In einer Bekanntmachung des Freistaates Sachsen ist für Kita-Toiletten von Kabinen oder Schamwänden die Rede. Letztere seien ja vorhanden. Der DRK-Chef sieht deshalb keinen Handlungsbedarf. 

Die Eltern sind enttäuscht. Man könne ja auch mal mehr als die Mindestanforderungen tun, sagen sie. Die Kamenzer Stadtverwaltung signalisiert ihrerseits: Falls sich beim Sichtschutz mit einfachen Mitteln – ohne die Toiletten neu zu bauen – etwas machen lasse, wäre das schon möglich.

Der empfohlene Schlüssel für die Toilettenanzahl in der Krippe beträgt 1:6. Bei 50 Kindern wäre die vorhandene Anzahl damit deutlich von der Empfehlung entfernt. Die Kita beruft sich allerdings auf  ihre gültige Betriebserlaubnis für die Kindertageseinrichtung. Die erteilt das Landesjugendamt. 

Der Kita-Träger erinnert außerdem daran, dass die Eltern ja vor Vertragsabschluss über die Bedingungen informiert würden: „Wir haben eine ältere Einrichtung mit einem Bestandsschutz“, erklärt Peter Mark. In einem Neubau wäre es natürlich anders. Aber hier seien nicht alle Wünsche erfüllbar. Gern würde das DRK im Obergeschoss erweitern. Aber das sei eine finanzielle Frage. 
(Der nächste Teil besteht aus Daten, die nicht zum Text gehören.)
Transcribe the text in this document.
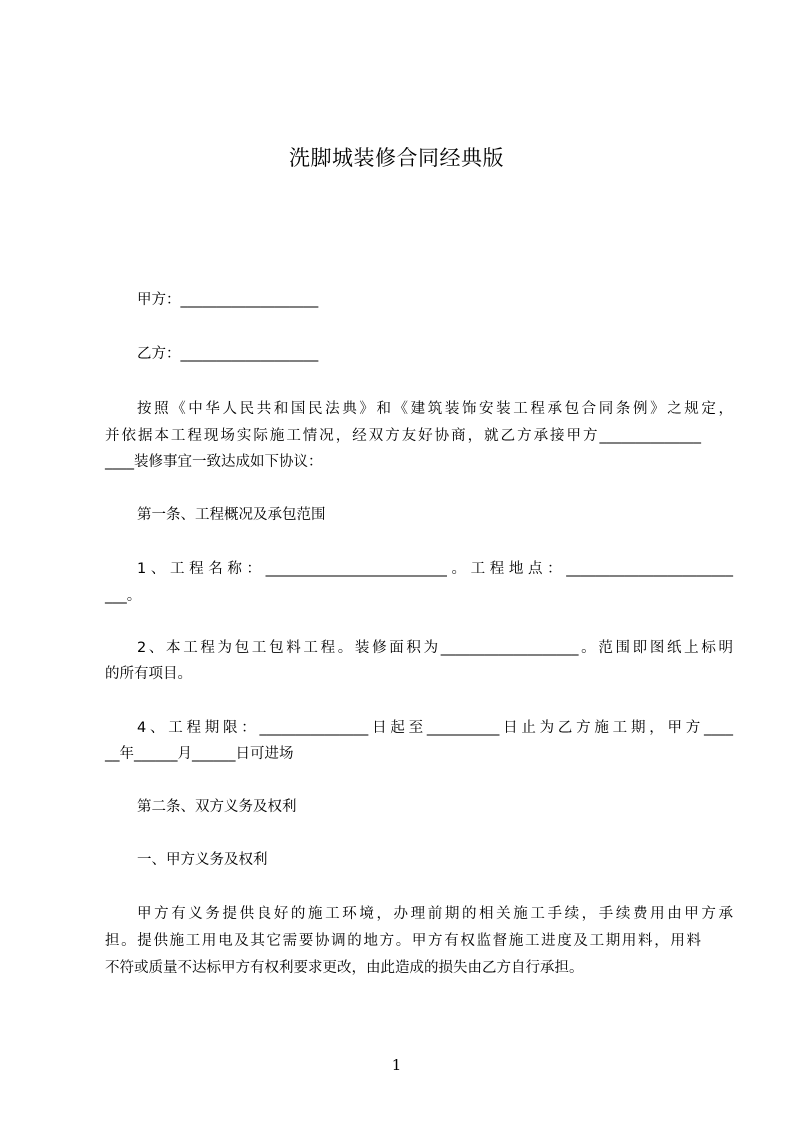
洗脚城装修合同经典版
甲方：___________________
乙方：___________________
按照《中华人民共和国民法典》和《建筑装饰安装工程承包合同条例》之规定，
并依据本工程现场实际施工情况，经双方友好协商，就乙方承接甲方______________
____装修事宜一致达成如下协议：
第一条、工程概况及承包范围
1、工程名称：_________________________。工程地点：_______________________
___。
2、本工程为包工包料工程。装修面积为___________________。范围即图纸上标明
的所有项目。
4、工程期限：_______________日起至__________日止为乙方施工期，甲方____
__年______月______日可进场
第二条、双方义务及权利
一、甲方义务及权利
甲方有义务提供良好的施工环境，办理前期的相关施工手续，手续费用由甲方承
担。提供施工用电及其它需要协调的地方。甲方有权监督施工进度及工期用料，用料
不符或质量不达标甲方有权利要求更改，由此造成的损失由乙方自行承担。
1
Vorwurf: Eltern müssen Eigenleistung bringen

Die Eltern beklagen außerdem, dass trotz steigender Beiträge immer mehr Eigenleistung gebracht werden müsse und sogar Buch über die Beteiligung geführt werde. Diesen Vorwurf weist die Kita zurück. Aber die finanziellen Mittel seien begrenzt. Alles, was die Eltern machen, helfe wirtschaften, so der Elternratsvorsitzende Torsten Remus. Etliche Eltern würden das gern tun. Aber es sei keine Pflicht, versichert Simone Schäfer. Allerdings sei die Kita gegenüber der Stadt zur Eigenleistung verpflichtet. Und die müsse auch gegenüber dem Rathaus nachgewiesen werden.

Auf dem Herzen haben die Kritiker unter den Eltern noch mehr. Zum Beispiel zur pädagogischen Arbeit, zur Obstversorgung, der Nutzung des Sportraumes und zum Umgangston mit den Kindern. Das persönliche Gespräch sei oft der Schlüssel zu einer Lösung, sagt Torsten Remus. Manche Dinge seien dann schnell geklärt. Vielleicht müsse der Elternrat auch noch aktiver als Interessenvertreter auftreten, räumt er ein. Die Stadt Kamenz selbst ist bei dieser Kita zwar nicht der Träger, aber auch bereit, zwischen Kita-Leitung und Eltern zu vermitteln.